C’est exactement pour les mêmes valeurs que Me Jean-Jacques De Felice s’est engagé pour assurer la défense des compatriotes algériens livrés aux répressions sauvages, au règne de la responsabilité collective et de l’illégalité. Grâce à son courage et ses convictions morales et politiques, il a défié les pressions fascisantes qui pesaient sur les avocats.

L’assassinat de Me Ould Aoudia ayant été un avertissement contre les défenseurs de « terroristes ».

C’est exactement pour les mêmes idéaux démocratiques et des droits de l’homme que Jean-Jacques, après l’accession de l’Algérie à l’indépendance, ne s’en sera pas tenu à la solidarité anti-coloniale.

Il ira plus loin par delà une solidarité anti-coloniale, sans dérobade ni complexe. L’engagé d’hier ne se désengagera pas dans son soutien aux forces de la modernité et de l’Etat de droit. Il ne fera pas l’impasse sur les dérives catastrophiques des putschistes, accomplies au nom de la  » révolution » dans le style rétrograde des nationalismes fascisants et staliniens du 20ème siècle.

Face à la sale guerre, il n’a jamais cédé à l’indifférence, à la légèreté laïciste, et aux campagnes de manipulations et de désinformation qui ont banalisé et crédibilisé les thèses les plus saugrenues de la junte militaro-policière…jusqu’à faire croire aux fictions du suffrage universel, voire à l’existence d’une constitution légitime. Depuis qu’au lendemain du referendum d’auto-determination une clique miltaro-policière imposa à l’Assemblée Nationale Constituante une constituante trafiquée dans un cinéma. en 1962.

Jean-Jacques n’était pas dupe, il évoquait devant moi comment le FIS devait être perdant aux vraies premières élections législatives qui devaient avoir lieu en juin1991, la loi électorale et le découpage des circonspections ayant été préparés, sans par Mouloud Hamrouche, le 1er ministre qui avait ouvert le pays à la démocratie. Il savait donc la déroute assurée des radicaux islamistes, autrement dit, une solution démocratique par excellence et au surplus sans effusion de sang. Or, le 5 juin 1991, les panzers de l’armée occupent la capitale et le chef du gouvernement sera limogé. Le Cabiner Noir fera alors passer le FIS à la 2ème élection législative. Episode idéal visant à justifier le coup d’Etat militaire du 11 janvier 1992 qui devait enterrer définitivement l’ouverture démocratique. C’est à ce moment que le frère De Felice a percé la tragédie algérienne piégée par les mensonges et les manipulations dignes des systèmes totalitaires.

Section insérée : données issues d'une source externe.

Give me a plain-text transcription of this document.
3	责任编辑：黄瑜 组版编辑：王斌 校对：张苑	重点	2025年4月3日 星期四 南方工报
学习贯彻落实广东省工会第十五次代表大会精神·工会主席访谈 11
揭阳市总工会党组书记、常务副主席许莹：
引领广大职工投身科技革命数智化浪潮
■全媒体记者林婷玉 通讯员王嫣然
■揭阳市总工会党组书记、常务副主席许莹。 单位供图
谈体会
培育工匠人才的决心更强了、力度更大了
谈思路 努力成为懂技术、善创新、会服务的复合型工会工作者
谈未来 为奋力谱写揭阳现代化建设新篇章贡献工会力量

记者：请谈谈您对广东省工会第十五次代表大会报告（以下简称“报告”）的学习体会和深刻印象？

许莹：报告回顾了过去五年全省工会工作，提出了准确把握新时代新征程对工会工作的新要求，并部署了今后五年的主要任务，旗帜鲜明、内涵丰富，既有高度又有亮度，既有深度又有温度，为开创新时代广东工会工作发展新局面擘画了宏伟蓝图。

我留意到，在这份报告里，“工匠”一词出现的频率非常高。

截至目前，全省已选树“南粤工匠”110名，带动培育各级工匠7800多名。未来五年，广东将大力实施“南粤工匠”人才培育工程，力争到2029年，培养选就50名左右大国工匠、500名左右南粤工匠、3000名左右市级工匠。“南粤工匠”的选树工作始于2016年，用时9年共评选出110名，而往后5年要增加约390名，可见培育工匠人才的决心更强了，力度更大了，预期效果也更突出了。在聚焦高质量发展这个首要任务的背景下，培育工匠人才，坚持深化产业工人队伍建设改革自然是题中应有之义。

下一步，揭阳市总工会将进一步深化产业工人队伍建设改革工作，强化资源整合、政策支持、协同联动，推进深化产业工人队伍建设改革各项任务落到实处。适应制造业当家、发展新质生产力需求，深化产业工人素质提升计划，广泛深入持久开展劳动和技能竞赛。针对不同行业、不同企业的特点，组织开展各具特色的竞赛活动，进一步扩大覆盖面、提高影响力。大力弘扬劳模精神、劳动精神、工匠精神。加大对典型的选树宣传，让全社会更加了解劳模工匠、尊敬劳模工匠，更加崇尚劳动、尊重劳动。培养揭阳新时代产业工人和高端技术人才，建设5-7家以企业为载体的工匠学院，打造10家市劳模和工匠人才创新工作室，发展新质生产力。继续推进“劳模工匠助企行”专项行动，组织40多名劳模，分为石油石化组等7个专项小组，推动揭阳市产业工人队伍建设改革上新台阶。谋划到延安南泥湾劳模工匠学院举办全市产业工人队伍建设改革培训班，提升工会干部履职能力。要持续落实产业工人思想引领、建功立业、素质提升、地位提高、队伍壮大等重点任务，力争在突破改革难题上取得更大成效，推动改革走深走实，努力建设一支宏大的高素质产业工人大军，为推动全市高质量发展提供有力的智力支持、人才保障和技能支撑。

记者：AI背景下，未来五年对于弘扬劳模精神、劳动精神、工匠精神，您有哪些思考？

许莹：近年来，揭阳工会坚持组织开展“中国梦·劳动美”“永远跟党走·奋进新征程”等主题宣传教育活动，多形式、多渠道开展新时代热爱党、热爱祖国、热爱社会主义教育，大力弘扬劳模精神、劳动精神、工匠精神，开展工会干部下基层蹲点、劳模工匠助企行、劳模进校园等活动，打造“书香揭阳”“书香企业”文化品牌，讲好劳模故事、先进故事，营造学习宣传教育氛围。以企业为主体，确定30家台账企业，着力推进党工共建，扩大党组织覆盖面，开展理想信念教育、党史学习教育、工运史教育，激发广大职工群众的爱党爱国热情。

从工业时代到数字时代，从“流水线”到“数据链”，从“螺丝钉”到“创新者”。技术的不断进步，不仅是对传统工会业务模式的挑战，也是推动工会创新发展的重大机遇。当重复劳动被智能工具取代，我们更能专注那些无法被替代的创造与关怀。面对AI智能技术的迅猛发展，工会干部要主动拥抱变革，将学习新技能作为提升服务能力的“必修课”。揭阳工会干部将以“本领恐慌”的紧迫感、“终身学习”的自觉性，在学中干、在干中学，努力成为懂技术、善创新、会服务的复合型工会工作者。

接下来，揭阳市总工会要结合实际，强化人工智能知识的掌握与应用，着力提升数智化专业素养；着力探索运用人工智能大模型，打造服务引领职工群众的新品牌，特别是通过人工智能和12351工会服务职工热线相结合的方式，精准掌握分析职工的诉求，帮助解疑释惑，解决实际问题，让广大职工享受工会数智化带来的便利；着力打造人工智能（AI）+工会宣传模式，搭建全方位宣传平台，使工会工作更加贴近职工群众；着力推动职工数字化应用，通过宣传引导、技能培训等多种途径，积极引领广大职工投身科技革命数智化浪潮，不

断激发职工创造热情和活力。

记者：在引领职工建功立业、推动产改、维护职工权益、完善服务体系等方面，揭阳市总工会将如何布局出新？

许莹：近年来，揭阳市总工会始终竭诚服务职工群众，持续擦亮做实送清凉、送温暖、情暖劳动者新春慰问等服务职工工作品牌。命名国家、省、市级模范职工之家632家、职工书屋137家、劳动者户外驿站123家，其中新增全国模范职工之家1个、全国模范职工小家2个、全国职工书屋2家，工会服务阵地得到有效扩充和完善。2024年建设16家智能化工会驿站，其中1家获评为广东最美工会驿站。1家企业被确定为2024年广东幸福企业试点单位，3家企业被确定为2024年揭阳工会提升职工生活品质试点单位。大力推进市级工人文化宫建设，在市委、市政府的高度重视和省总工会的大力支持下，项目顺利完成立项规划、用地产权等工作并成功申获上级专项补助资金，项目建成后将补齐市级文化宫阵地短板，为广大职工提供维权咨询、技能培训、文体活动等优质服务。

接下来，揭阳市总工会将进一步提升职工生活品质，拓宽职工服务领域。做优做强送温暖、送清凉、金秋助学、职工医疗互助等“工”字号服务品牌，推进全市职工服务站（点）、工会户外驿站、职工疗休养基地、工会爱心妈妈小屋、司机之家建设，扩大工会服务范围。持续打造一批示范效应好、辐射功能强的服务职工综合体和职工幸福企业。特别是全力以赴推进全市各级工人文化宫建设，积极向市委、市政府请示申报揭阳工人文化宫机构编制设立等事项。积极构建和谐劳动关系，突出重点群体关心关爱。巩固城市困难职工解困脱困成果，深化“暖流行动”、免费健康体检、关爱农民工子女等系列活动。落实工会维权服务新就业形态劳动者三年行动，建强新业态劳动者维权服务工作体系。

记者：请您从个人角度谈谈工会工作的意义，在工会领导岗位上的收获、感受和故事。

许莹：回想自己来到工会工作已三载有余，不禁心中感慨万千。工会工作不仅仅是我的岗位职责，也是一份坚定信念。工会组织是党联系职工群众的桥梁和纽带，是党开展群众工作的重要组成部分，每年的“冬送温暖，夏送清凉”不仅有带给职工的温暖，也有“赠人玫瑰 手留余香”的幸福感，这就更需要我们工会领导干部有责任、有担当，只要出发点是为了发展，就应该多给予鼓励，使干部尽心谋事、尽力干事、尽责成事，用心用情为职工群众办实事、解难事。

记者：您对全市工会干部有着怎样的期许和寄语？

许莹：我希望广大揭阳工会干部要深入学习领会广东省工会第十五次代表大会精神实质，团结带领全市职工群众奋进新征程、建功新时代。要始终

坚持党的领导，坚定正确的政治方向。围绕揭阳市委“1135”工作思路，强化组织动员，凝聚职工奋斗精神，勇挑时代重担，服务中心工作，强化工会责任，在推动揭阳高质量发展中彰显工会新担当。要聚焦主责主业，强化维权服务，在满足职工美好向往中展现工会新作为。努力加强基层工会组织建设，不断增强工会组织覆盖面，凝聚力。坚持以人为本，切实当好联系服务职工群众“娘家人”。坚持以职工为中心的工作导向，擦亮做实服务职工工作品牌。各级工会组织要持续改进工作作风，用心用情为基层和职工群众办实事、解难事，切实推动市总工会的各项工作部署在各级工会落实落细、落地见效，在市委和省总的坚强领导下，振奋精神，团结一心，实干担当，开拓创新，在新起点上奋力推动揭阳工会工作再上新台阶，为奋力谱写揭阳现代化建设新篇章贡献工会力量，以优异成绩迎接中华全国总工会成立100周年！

Ce faisant, a-t-il rompu ainsi avec un consensus de complicités occidentales, confortables et sans gloire, pour renouer avec cette solidarité qui ne nous a jamais fait défaut dans les pires moments. Comme pendant les années de braise, ils ne pouvaient mettre en balance, d’un côté les souffrances et la détresse d’un peuple qui se voit dépouillé de ses idéaux et d’une résistance très chère payée et de l’autre des groupes d’imposteurs qui ont confisqué son droit à la paix à une vie digne et heureuse.

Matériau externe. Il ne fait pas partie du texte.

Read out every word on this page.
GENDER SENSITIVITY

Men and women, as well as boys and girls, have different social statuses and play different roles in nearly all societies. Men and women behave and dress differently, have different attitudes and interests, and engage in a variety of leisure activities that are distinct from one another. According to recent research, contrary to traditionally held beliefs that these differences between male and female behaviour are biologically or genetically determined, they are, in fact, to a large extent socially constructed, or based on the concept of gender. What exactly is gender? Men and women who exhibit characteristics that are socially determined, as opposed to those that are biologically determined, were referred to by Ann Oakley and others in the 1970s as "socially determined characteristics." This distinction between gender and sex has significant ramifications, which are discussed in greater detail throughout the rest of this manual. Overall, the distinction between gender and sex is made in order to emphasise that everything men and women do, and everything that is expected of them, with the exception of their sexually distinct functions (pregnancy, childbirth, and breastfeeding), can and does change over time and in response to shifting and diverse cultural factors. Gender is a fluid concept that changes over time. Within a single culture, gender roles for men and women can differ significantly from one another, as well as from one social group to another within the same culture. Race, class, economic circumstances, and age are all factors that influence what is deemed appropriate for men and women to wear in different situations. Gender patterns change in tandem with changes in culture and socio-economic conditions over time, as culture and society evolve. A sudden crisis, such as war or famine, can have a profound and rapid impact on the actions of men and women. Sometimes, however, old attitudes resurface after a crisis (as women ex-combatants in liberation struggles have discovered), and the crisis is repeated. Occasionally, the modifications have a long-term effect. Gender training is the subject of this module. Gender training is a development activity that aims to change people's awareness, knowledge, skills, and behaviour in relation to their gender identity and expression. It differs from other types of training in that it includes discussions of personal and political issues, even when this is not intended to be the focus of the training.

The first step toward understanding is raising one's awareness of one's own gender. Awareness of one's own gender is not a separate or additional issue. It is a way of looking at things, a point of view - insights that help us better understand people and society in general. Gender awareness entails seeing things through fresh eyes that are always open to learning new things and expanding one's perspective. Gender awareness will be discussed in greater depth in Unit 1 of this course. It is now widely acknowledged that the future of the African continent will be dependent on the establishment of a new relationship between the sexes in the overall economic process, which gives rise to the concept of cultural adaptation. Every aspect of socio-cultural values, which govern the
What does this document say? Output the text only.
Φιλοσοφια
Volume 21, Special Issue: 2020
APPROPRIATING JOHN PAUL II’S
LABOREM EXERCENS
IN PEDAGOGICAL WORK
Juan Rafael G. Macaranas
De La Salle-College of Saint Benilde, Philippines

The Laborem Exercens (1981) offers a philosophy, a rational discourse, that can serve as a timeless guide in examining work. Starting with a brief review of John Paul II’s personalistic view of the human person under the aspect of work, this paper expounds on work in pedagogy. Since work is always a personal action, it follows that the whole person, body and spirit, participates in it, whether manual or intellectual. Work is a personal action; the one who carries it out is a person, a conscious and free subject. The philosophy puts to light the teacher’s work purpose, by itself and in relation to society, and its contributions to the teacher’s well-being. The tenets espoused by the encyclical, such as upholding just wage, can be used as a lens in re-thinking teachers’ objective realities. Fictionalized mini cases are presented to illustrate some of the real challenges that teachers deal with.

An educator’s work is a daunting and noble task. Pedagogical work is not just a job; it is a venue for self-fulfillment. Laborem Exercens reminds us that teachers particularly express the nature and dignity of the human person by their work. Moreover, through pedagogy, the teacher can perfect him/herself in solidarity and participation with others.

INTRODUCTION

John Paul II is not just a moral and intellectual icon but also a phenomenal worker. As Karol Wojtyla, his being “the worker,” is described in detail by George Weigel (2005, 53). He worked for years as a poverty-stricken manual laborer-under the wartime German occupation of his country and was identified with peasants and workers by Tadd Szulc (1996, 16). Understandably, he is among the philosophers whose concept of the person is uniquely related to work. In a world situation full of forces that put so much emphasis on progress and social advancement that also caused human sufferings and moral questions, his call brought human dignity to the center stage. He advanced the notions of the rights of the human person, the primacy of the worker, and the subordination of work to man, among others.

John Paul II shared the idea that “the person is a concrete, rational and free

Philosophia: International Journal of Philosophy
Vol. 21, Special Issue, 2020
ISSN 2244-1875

Vos attitudes Jean-Jacques étaient tout sauf banales. Elles nous ont été incroyablement précieuses pendant notre résistance à la dictature. Tous ceux et celles qui refusent d’être dupes ont contribué à empêcher que les 200 000 morts de la décennie 90 soient engloutis dans cette indifférence généralisée qui fait de l’Algérie un pays à part, une sorte de trou noir où les valeurs universelles n’ont plus court, une Omerta à l’exemple de celle qui, dans les années 1930, avait été complice de la destruction de le république espagnole.

Vous restiez toujours disponible pour faire en sorte que le peuple français ne méprenne pas sur les enjeux réels d’un pouvoir mu par une obsession : que la France continue à cautionner une politique d’oppression et de régression afin d’empêcher toute solidarité avec celles et ceux qui, en Algérie, n’ont pas renoncé.

Merci Jean-Jacques d’être resté VOUS.